Lots of small jobs, most of them rewarding and all leading towards a car that can be used for more than idling up and down the block!
entry 466 - tags: packaging, battery, ergonomics
|November 23, 2010 - Here's the battery all done.|
The nice thing about Optima batteries is that you can flop them on their side without any problem. Makes for some easy packaging. In this case, it's just behind the passenger wheel for good weight distribution. The steel strap over the battery holds it in place really well, it's not going anywhere.
entry 467 - tags: battery
|November 23, 2010 - A new look for the interior!|
That's heat and sound insulation to make the cockpit more livable. There are big fat exhaust pipes running under the car, a loud and hot powerplant underhood - and I want this car to be a good cruiser. This should help quite a bit. I've used one roll of the insulation now, and that added 6.5 lbs to the car. I'll probably use two more for a total weight penalty of just under 20 lbs. I can live with that.
entry 468 - tags: heat
|November 24, 2010 - The final heat shielding.|
There are two 36"x60" packages of Cool-It in the car now. I'm going to pick up one more to cover everything behind the rear bulkhead - under the rear seat and in the rear cargo area. It sure looks pretty. And bright!
entry 469 - tags: heat
|November 24, 2010 - A couple of hours later, here's the interior!|
Okay, I got a bit carried away, but it wasn't really that much work. I've only installed the biggest pieces of carpet - there's a puzzle of oddly shaped carpet pieces that are supposed to go in the footwell, but I reshaped the footwells enough that they probably won't fit anyhow.

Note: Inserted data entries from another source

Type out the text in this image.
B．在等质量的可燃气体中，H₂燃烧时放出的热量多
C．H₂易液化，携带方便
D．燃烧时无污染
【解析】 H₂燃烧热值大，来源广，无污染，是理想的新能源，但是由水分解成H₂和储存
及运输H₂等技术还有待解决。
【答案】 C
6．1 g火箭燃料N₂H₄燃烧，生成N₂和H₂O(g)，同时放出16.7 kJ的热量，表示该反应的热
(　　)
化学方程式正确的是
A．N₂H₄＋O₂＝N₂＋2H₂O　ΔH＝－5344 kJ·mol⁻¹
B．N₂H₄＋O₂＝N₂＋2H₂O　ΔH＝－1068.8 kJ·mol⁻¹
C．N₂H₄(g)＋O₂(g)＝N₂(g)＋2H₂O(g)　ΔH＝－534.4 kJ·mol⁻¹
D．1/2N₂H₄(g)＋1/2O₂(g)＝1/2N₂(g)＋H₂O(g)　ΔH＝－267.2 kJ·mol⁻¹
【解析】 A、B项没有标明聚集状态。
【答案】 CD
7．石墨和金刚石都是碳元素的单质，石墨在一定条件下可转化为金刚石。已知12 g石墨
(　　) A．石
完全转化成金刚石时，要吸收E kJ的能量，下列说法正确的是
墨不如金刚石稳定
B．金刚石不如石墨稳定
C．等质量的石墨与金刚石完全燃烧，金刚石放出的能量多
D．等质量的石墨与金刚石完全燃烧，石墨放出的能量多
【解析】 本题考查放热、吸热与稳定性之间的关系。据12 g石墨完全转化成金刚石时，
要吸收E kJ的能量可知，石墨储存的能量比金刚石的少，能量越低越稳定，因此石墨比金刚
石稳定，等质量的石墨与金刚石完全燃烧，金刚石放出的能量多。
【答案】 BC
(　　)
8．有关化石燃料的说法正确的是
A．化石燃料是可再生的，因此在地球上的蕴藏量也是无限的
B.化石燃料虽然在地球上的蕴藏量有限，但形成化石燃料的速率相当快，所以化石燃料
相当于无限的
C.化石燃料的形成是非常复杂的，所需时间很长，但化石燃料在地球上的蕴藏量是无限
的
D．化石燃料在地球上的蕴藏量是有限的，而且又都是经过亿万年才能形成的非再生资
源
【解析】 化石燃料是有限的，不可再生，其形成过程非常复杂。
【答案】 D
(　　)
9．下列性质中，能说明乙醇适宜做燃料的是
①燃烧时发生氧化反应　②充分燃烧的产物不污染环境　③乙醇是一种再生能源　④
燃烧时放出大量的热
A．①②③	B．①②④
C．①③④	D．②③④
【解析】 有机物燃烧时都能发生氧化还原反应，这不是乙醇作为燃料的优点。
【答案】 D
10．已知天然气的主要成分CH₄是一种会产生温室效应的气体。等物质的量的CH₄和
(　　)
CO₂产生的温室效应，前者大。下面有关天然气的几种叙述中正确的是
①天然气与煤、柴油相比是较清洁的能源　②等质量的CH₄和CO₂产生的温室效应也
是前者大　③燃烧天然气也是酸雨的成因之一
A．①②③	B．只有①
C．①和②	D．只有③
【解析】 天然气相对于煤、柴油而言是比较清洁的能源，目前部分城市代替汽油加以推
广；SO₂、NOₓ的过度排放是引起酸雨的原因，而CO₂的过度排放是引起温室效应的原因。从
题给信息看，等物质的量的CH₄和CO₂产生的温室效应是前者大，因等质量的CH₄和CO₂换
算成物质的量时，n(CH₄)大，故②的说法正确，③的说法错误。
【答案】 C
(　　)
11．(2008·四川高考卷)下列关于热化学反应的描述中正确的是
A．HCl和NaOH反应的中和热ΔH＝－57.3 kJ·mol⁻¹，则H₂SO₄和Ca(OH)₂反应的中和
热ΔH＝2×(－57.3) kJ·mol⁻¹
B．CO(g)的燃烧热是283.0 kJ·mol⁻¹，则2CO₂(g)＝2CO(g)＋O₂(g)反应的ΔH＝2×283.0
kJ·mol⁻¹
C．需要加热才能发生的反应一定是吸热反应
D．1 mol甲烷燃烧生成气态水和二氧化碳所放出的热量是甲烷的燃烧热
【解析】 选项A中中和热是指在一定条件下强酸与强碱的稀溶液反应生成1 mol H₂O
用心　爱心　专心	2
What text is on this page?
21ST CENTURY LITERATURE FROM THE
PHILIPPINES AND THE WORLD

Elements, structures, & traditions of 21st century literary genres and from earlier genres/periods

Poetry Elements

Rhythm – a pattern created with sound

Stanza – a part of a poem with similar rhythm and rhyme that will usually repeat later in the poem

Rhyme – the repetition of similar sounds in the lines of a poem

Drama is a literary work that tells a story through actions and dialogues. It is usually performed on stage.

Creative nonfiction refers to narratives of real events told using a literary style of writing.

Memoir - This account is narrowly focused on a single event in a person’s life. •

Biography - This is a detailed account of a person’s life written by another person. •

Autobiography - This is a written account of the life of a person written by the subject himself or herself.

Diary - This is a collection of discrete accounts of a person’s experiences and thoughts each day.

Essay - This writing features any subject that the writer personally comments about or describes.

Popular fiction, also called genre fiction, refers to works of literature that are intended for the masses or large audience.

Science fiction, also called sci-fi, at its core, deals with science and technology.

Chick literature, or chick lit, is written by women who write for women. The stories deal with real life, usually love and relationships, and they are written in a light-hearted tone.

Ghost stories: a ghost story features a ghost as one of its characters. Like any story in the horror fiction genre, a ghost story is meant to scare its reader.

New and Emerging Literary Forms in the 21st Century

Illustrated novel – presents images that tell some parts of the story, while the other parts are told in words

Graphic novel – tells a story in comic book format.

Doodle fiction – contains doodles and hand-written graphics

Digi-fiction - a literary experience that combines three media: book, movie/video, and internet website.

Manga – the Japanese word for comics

Happily, the carpet over the transmission tunnel fit. A year ago, I welded a brace on top of the tunnel and I was afraid it was going cause problems with my carpet. I had to relocate the holes for the seatbelt mounts, but there was enough extra carpet that it worked.
Ah, seatbelts! You can see the driver's belt in place here. They're a non-retractable design from Beams, picked up from JC Whitney. I didn't like the retractable designs available and this are more like the original belts in the car. It'll be a bit more of a hassle to adjust on a regular basis. Considering that I have two cars with race harnesses, they're not too bad!